Mr Malual was the Sudanese community’s point of contact because he worked as a multicultural education aide at Liddiard Road Primary and Traralgon College.
The position was created to provide a link between the school and the local community to address certain stereotypes when the first group of Sudanese refugees settled in Traralgon in 2008.
Mr Malual said there were about 12 Sudanese families in the area 10 years ago during Black Saturday.
“I was liaising between the school and the community because when we arrived here we were stereotyped. [They said] the Sudanese moved in to the area to destroy [it],” he said.
Having experienced a bushfire for the first time, Mr Malual said the Sudanese community had some interesting ideas about what caused it and what to do when confronted by it.
“They were scared that the fire will run through power lines and burn their houses down,” Mr Malual said.
They also believed that 45-degree temperatures would cause grass to burn and that humans were not capable of starting bushfires.

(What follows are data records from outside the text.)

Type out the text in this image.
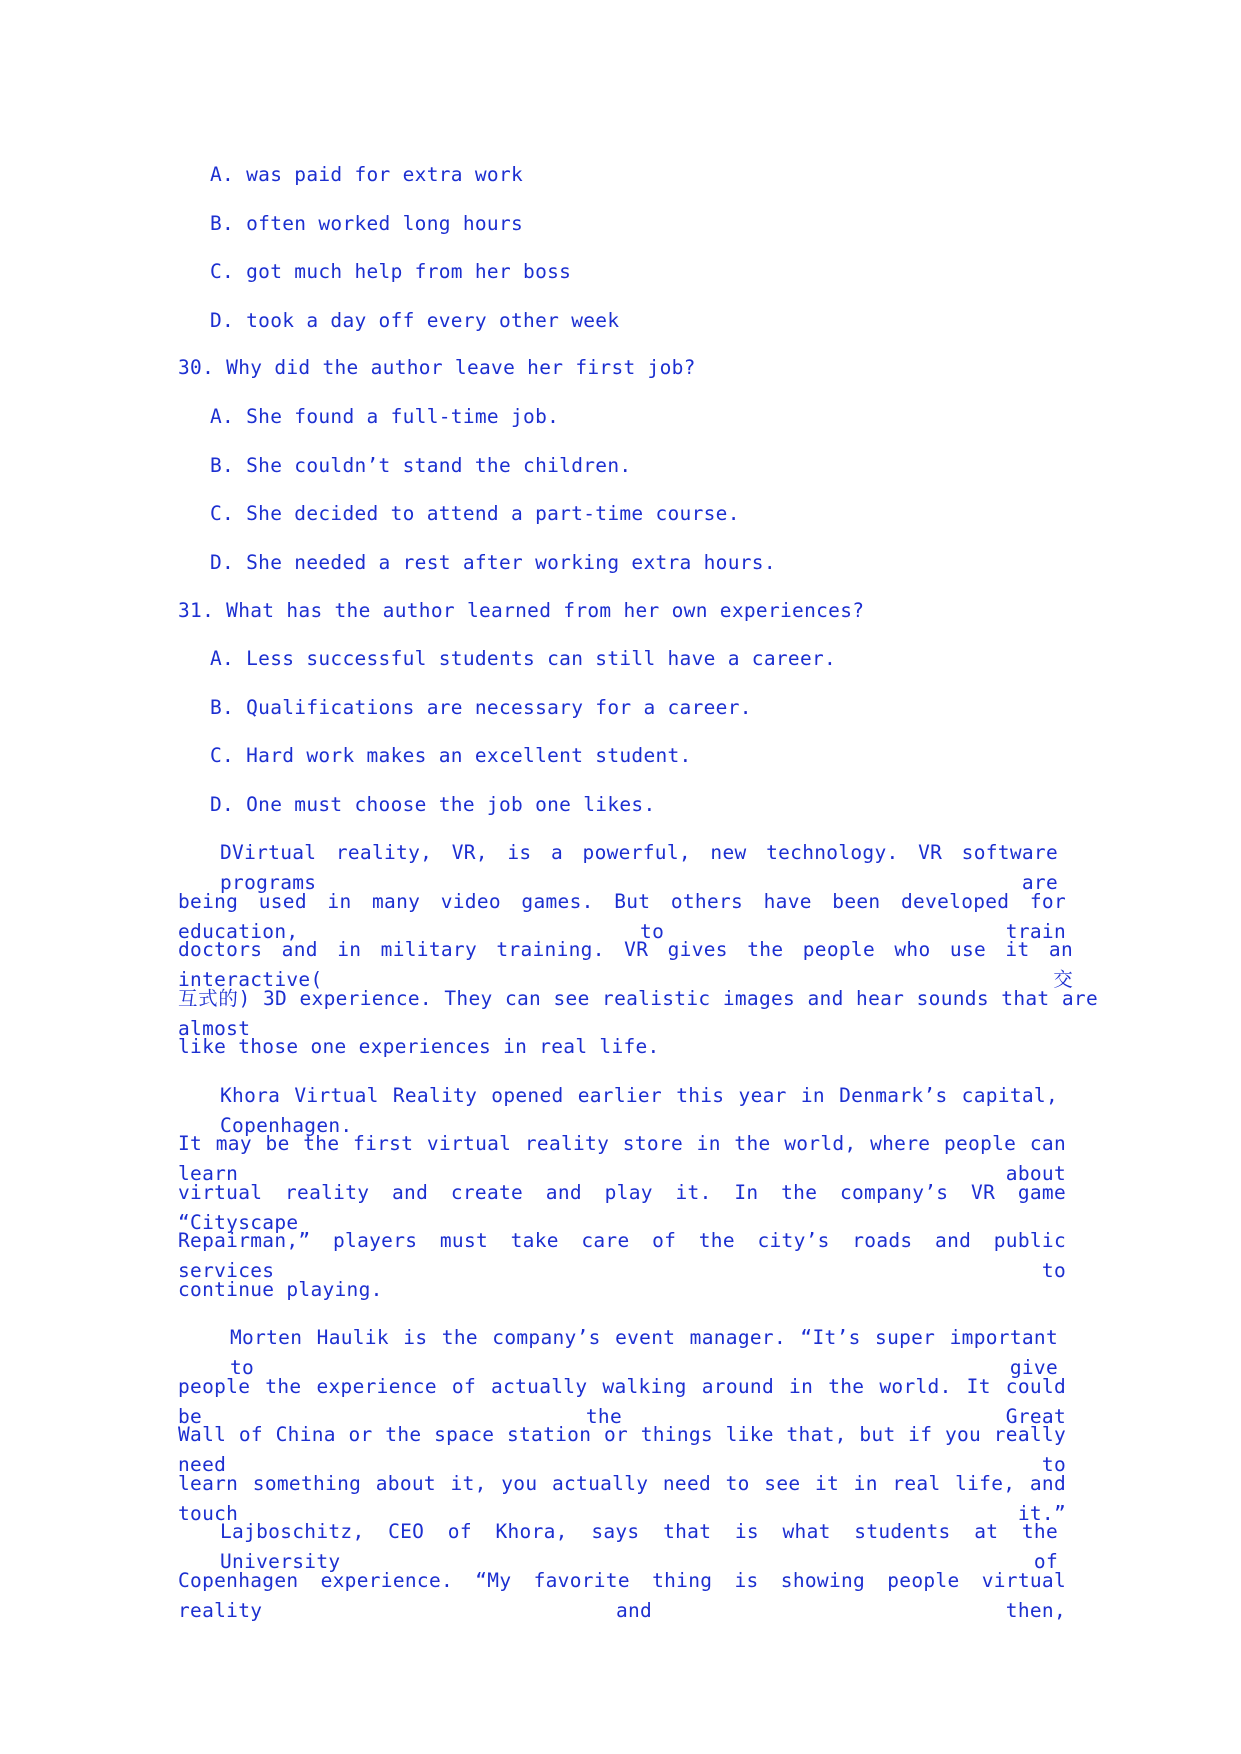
A. was paid for extra work
B. often worked long hours
C. got much help from her boss
D. took a day off every other week
30. Why did the author leave her first job?
A. She found a full-time job.
B. She couldn’t stand the children.
C. She decided to attend a part-time course.
D. She needed a rest after working extra hours.
31. What has the author learned from her own experiences?
A. Less successful students can still have a career.
B. Qualifications are necessary for a career.
C. Hard work makes an excellent student.
D. One must choose the job one likes.
DVirtual reality, VR, is a powerful, new technology. VR software programs are
being used in many video games. But others have been developed for education, to train
doctors and in military training. VR gives the people who use it an interactive(交
互式的) 3D experience. They can see realistic images and hear sounds that are almost
like those one experiences in real life.
Khora Virtual Reality opened earlier this year in Denmark’s capital, Copenhagen.
It may be the first virtual reality store in the world, where people can learn about
virtual reality and create and play it. In the company’s VR game “Cityscape
Repairman,” players must take care of the city’s roads and public services to
continue playing.
Morten Haulik is the company’s event manager. “It’s super important to give
people the experience of actually walking around in the world. It could be the Great
Wall of China or the space station or things like that, but if you really need to
learn something about it, you actually need to see it in real life, and touch it.”
Lajboschitz, CEO of Khora, says that is what students at the University of
Copenhagen experience. “My favorite thing is showing people virtual reality and then,
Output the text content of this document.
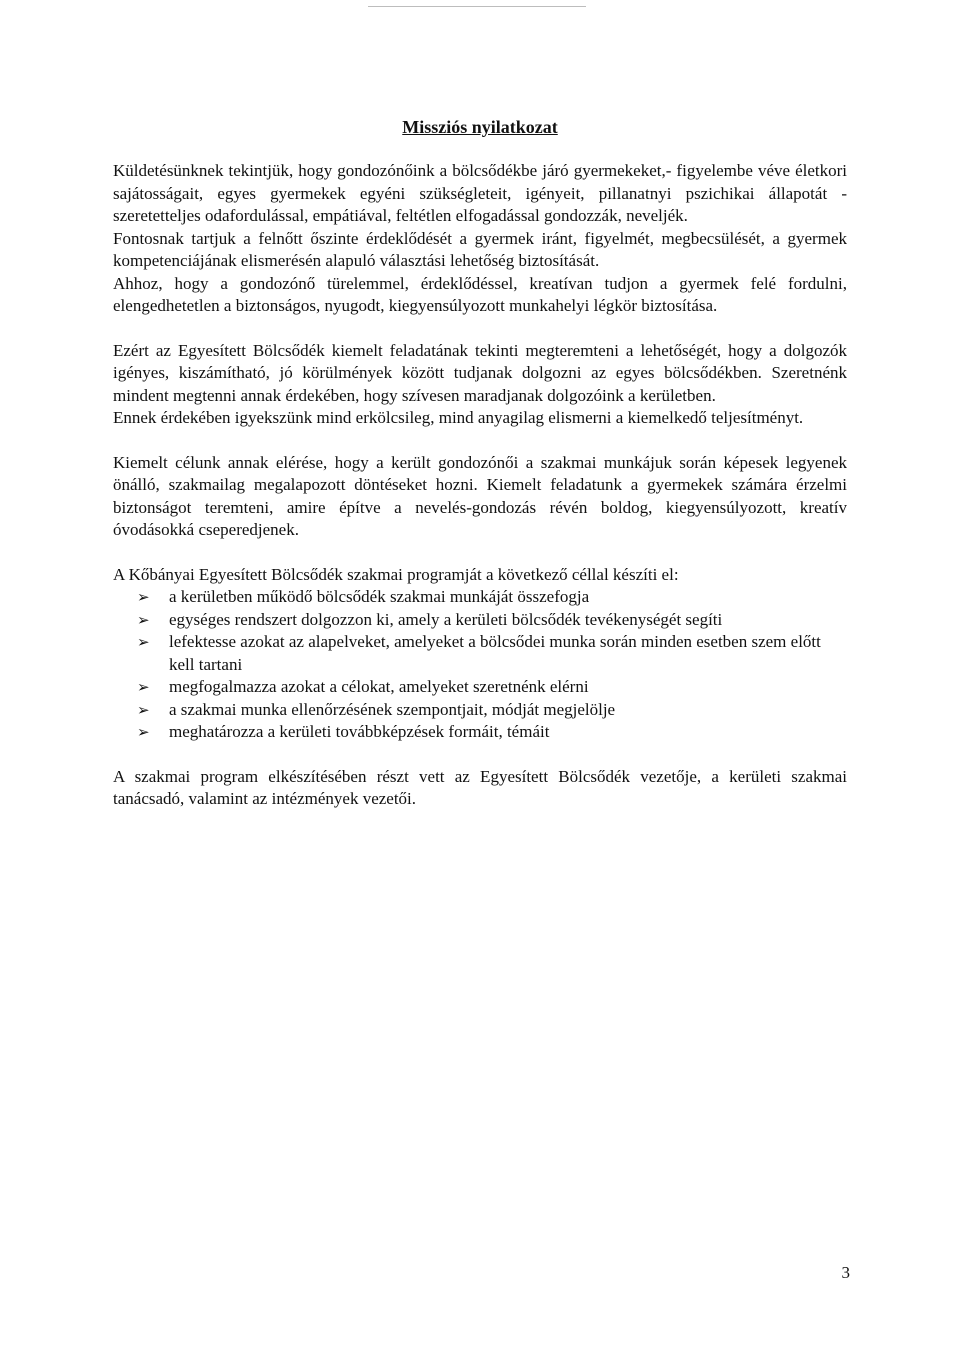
Missziós nyilatkozat

Küldetésünknek tekintjük, hogy gondozónőink a bölcsődékbe járó gyermekeket,- figyelembe véve életkori sajátosságait, egyes gyermekek egyéni szükségleteit, igényeit, pillanatnyi pszichikai állapotát - szeretetteljes odafordulással, empátiával, feltétlen elfogadással gondozzák, neveljék.

Fontosnak tartjuk a felnőtt őszinte érdeklődését a gyermek iránt, figyelmét, megbecsülését, a gyermek kompetenciájának elismerésén alapuló választási lehetőség biztosítását.

Ahhoz, hogy a gondozónő türelemmel, érdeklődéssel, kreatívan tudjon a gyermek felé fordulni, elengedhetetlen a biztonságos, nyugodt, kiegyensúlyozott munkahelyi légkör biztosítása.

Ezért az Egyesített Bölcsődék kiemelt feladatának tekinti megteremteni a lehetőségét, hogy a dolgozók igényes, kiszámítható, jó körülmények között tudjanak dolgozni az egyes bölcsődékben. Szeretnénk mindent megtenni annak érdekében, hogy szívesen maradjanak dolgozóink a kerületben.

Ennek érdekében igyekszünk mind erkölcsileg, mind anyagilag elismerni a kiemelkedő teljesítményt.

Kiemelt célunk annak elérése, hogy a került gondozónői a szakmai munkájuk során képesek legyenek önálló, szakmailag megalapozott döntéseket hozni. Kiemelt feladatunk a gyermekek számára érzelmi biztonságot teremteni, amire építve a nevelés-gondozás révén boldog, kiegyensúlyozott, kreatív óvodásokká cseperedjenek.

A Kőbányai Egyesített Bölcsődék szakmai programját a következő céllal készíti el:

➢ a kerületben működő bölcsődék szakmai munkáját összefogja
➢ egységes rendszert dolgozzon ki, amely a kerületi bölcsődék tevékenységét segíti
➢ lefektesse azokat az alapelveket, amelyeket a bölcsődei munka során minden esetben szem előtt kell tartani
➢ megfogalmazza azokat a célokat, amelyeket szeretnénk elérni
➢ a szakmai munka ellenőrzésének szempontjait, módját megjelölje
➢ meghatározza a kerületi továbbképzések formáit, témáit

A szakmai program elkészítésében részt vett az Egyesített Bölcsődék vezetője, a kerületi szakmai tanácsadó, valamint az intézmények vezetői.

3
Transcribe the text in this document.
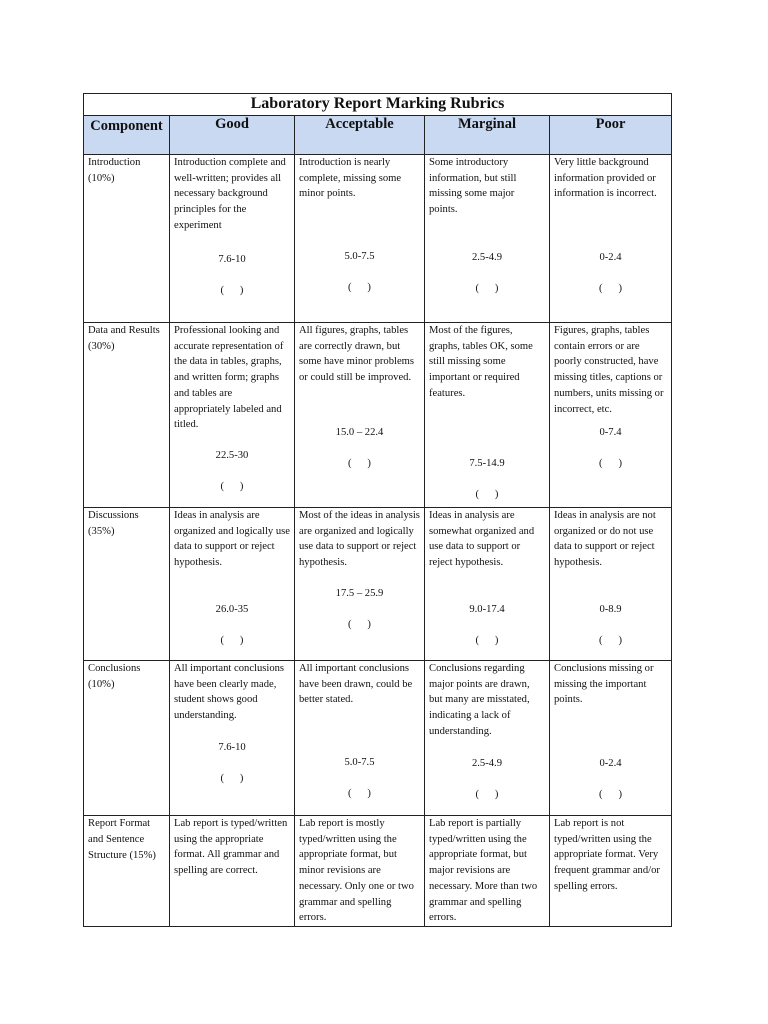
Laboratory Report Marking Rubrics				
Component	Good	Acceptable	Marginal	Poor
Introduction (10%)	Introduction complete and well-written; provides all necessary background principles for the experiment
7.6-10
(      )	Introduction is nearly complete, missing some minor points.
5.0-7.5
(      )	Some introductory information, but still missing some major points.
2.5-4.9
(      )	Very little background information provided or information is incorrect.
0-2.4
(      )

Data and Results (30%)	Professional looking and accurate representation of the data in tables, graphs, and written form; graphs and tables are appropriately labeled and titled.
22.5-30
(      )	All figures, graphs, tables are correctly drawn, but some have minor problems or could still be improved.
15.0 – 22.4
(      )	Most of the figures, graphs, tables OK, some still missing some important or required features.
7.5-14.9
(      )	Figures, graphs, tables contain errors or are poorly constructed, have missing titles, captions or numbers, units missing or incorrect, etc.
0-7.4
(      )

Discussions (35%)	Ideas in analysis are organized and logically use data to support or reject hypothesis.
26.0-35
(      )	Most of the ideas in analysis are organized and logically use data to support or reject hypothesis.
17.5 – 25.9
(      )	Ideas in analysis are somewhat organized and use data to support or reject hypothesis.
9.0-17.4
(      )	Ideas in analysis are not organized or do not use data to support or reject hypothesis.
0-8.9
(      )

Conclusions (10%)	All important conclusions have been clearly made, student shows good understanding.
7.6-10
(      )	All important conclusions have been drawn, could be better stated.
5.0-7.5
(      )	Conclusions regarding major points are drawn, but many are misstated, indicating a lack of understanding.
2.5-4.9
(      )	Conclusions missing or missing the important points.
0-2.4
(      )

Report Format and Sentence Structure (15%)	Lab report is typed/written using the appropriate format. All grammar and spelling are correct.	Lab report is mostly typed/written using the appropriate format, but minor revisions are necessary. Only one or two grammar and spelling errors.	Lab report is partially typed/written using the appropriate format, but major revisions are necessary. More than two grammar and spelling errors.	Lab report is not typed/written using the appropriate format. Very frequent grammar and/or spelling errors.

Mr Malual said while the Sudanese community felt it was more dangerous facing war than a bushfire, many were confused and scared, especially when the skies turned dark and ashes began to fall.
They also avoided driving during the fires and believed that running, as they did when they fled Sudan, was the best way to escape the inferno.
“When they heard about the fire they stopped driving. You should not drive because in the car there’s petrol and it’s dangerous,” Mr Mulual said.
“They believe that physical experience is better than relying on machines. To inhale the smoke is better than the heat reaching you.”